In October last year I reported on a presentation by direct-to-consumer genetic testing company 23andMe at the American Society of Human Genetics meeting in Honolulu, in which the company described results of genetic association studies performed using combined genetic and survey data from their customers. The results of their study include replication of several known associations for traits like hair colour, eye colour and freckling, as well as the discovery of previously unpublished associations for things like asparagus anosmia (the ability to smell urinary breakdown products after eating asparagus) and photic sneeze (the tendency to sneeze when entering bright light).
This research has finally been published in PLoS Genetics, one full year after the manuscript was originally submitted to the journal on June 22, 2009. In a separate article, PLoS editors Greg Gibson and Gregory Copenhaver explain that this delay was due to six months of investigation into the issues of ethical review, participant consent and data access in the context of 23andMe's research.
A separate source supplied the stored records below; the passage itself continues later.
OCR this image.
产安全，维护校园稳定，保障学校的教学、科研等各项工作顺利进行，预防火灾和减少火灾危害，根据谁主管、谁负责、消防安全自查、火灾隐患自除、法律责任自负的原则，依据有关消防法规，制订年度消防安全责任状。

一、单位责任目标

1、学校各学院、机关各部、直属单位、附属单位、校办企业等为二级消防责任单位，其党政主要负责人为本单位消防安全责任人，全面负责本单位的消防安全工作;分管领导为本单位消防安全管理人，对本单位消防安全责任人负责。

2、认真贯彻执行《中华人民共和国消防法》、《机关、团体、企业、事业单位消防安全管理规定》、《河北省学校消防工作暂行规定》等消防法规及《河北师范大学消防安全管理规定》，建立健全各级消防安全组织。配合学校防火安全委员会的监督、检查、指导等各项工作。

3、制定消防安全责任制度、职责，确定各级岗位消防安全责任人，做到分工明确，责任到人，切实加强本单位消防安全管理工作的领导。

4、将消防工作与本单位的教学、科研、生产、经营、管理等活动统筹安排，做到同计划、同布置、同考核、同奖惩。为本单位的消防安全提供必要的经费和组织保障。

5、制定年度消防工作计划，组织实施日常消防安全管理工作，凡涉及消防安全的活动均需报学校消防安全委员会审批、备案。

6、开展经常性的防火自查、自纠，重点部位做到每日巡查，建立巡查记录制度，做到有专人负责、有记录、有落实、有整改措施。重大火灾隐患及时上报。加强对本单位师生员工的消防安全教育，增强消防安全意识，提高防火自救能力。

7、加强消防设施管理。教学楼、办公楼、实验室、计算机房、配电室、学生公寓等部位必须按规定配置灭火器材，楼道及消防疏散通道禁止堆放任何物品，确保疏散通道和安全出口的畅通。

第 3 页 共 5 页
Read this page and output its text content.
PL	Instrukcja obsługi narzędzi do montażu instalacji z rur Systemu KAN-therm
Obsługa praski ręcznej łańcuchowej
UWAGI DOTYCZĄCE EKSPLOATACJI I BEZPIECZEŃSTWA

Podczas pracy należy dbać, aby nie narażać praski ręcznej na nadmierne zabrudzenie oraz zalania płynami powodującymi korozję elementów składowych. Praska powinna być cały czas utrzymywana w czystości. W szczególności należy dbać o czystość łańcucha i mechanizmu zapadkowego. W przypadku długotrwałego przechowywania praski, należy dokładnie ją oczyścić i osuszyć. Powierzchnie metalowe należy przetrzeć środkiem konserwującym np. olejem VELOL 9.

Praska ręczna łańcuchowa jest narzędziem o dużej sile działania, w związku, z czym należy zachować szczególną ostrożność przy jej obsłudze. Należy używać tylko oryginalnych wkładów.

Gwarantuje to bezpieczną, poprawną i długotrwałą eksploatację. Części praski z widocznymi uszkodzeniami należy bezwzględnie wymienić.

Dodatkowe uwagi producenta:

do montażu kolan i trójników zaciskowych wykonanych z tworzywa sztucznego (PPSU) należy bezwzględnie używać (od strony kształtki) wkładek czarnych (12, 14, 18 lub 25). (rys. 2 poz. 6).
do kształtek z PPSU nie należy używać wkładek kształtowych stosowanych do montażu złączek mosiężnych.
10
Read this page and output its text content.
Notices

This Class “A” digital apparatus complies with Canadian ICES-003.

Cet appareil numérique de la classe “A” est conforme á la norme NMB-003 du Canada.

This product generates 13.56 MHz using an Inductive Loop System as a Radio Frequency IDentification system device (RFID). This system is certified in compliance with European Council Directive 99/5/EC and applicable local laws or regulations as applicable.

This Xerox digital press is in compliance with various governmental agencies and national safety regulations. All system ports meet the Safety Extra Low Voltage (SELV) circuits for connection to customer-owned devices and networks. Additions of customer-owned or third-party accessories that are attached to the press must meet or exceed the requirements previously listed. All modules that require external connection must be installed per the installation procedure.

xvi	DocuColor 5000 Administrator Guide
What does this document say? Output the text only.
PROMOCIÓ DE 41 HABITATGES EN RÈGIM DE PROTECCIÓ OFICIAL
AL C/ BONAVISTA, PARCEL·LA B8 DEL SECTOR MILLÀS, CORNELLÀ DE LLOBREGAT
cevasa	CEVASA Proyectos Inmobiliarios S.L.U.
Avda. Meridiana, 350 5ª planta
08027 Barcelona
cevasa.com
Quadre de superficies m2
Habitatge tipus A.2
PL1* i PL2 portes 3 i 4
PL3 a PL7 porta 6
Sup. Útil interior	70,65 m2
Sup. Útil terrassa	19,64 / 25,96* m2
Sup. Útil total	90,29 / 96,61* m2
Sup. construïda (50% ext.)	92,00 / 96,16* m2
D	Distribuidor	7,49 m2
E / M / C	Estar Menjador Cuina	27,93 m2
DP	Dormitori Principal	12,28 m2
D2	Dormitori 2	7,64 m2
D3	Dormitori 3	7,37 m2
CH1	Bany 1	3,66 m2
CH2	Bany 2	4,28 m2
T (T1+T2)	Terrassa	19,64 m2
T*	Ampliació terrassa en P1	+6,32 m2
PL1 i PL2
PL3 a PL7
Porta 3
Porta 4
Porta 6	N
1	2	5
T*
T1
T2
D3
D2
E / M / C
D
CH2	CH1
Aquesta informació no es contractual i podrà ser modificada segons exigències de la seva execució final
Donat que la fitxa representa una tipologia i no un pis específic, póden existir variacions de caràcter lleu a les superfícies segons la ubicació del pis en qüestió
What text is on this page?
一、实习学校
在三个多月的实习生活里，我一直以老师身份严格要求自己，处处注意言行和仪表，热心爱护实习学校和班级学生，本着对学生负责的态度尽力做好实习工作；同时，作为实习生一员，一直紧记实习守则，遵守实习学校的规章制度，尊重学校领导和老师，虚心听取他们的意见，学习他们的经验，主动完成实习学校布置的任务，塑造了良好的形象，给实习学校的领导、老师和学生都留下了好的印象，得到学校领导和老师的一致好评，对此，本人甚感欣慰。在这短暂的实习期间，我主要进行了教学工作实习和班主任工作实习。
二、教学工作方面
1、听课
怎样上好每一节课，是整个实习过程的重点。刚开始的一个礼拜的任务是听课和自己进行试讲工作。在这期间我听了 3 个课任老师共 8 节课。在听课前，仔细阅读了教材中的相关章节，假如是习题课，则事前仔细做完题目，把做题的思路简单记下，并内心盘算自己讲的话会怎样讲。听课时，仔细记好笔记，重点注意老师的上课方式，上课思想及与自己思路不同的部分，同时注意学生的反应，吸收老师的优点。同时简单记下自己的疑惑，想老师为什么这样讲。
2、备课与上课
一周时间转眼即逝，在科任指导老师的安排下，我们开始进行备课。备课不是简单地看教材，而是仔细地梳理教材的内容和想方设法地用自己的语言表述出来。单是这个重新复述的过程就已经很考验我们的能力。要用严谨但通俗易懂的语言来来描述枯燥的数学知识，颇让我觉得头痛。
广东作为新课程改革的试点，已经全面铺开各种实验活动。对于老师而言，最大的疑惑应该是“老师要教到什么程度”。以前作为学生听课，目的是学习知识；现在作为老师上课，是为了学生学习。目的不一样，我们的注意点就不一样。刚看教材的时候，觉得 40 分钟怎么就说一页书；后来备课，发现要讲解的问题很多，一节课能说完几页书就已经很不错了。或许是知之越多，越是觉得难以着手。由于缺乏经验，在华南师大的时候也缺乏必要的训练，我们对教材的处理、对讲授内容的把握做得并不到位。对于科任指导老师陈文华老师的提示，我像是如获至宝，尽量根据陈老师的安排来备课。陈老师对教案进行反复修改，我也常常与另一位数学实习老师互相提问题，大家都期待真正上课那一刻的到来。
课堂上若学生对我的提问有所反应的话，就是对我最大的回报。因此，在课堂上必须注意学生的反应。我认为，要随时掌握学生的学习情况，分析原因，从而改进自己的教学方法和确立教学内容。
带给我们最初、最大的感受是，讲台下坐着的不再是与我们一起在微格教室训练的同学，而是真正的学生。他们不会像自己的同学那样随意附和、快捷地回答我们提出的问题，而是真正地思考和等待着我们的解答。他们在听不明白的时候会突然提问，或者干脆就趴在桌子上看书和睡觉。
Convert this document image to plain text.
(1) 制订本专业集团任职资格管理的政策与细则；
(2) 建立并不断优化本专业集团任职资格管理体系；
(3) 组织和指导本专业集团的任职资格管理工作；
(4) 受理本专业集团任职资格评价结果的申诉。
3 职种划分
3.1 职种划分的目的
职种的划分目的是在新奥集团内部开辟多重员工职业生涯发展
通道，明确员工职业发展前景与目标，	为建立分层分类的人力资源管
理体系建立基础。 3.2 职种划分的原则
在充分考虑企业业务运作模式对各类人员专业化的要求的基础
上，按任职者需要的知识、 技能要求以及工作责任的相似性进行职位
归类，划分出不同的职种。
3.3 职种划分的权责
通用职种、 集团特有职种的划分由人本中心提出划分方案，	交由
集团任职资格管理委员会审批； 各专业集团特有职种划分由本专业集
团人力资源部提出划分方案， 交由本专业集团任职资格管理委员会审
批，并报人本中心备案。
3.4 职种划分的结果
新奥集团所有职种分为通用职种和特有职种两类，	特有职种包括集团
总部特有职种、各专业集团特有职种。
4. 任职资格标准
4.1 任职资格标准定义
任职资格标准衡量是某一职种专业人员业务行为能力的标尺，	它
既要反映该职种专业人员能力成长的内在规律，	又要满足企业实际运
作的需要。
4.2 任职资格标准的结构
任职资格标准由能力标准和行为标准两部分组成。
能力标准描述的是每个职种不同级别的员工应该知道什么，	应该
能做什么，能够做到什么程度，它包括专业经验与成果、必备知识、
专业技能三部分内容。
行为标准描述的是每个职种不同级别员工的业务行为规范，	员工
As a result of this process, 23andMe announced yesterday that all of its research will now be conducted under the auspices of a formal IRB.
In a post on her blog, 23andMe co-founder Linda Avey describes the publication as "historic", and I think this is no exaggeration. 23andMe has gathered an unique, actively engaged participant base of customers willing to contribute their data to the company's research efforts, many of whom (myself included) are excited to see their information being used to identify entirely novel scientific findings.
While it's easy to scoff at the traits assessed in this paper, the company is beginning to assemble a research base with growing power: the company tells us that of its 50,000 customers, 29,000 have participated in research surveys, enabling over 650 simultaneous genome-wide association studies. And because many of the company's customers are actively engaged, there's room for promising associations to be chased up with more detailed surveys and longitudinal studies. The power and flexibility of this approach would be the envy of many an academic researcher.
In a brilliant article on Google's Sergey Brin this week in Wired, Thomas Goetz illustrates the utility of the 23andMe approach with a simple example: a massive study of the association between glucocerebrosidase mutations and Parkinson's disease published late last year, the key finding of which was successfully replicated by analysis done by 23andMe on their Parkinson's recruits.
After a month of bad news for the personal genomics industry, it's good to be able to report something positive, and this certainly is positive: it's a demonstration of what can be achieved when research participants are given an opportunity to engage in research on their own data. I can only hope that academic research groups are paying attention, and thinking about ways they can leverage the same effects.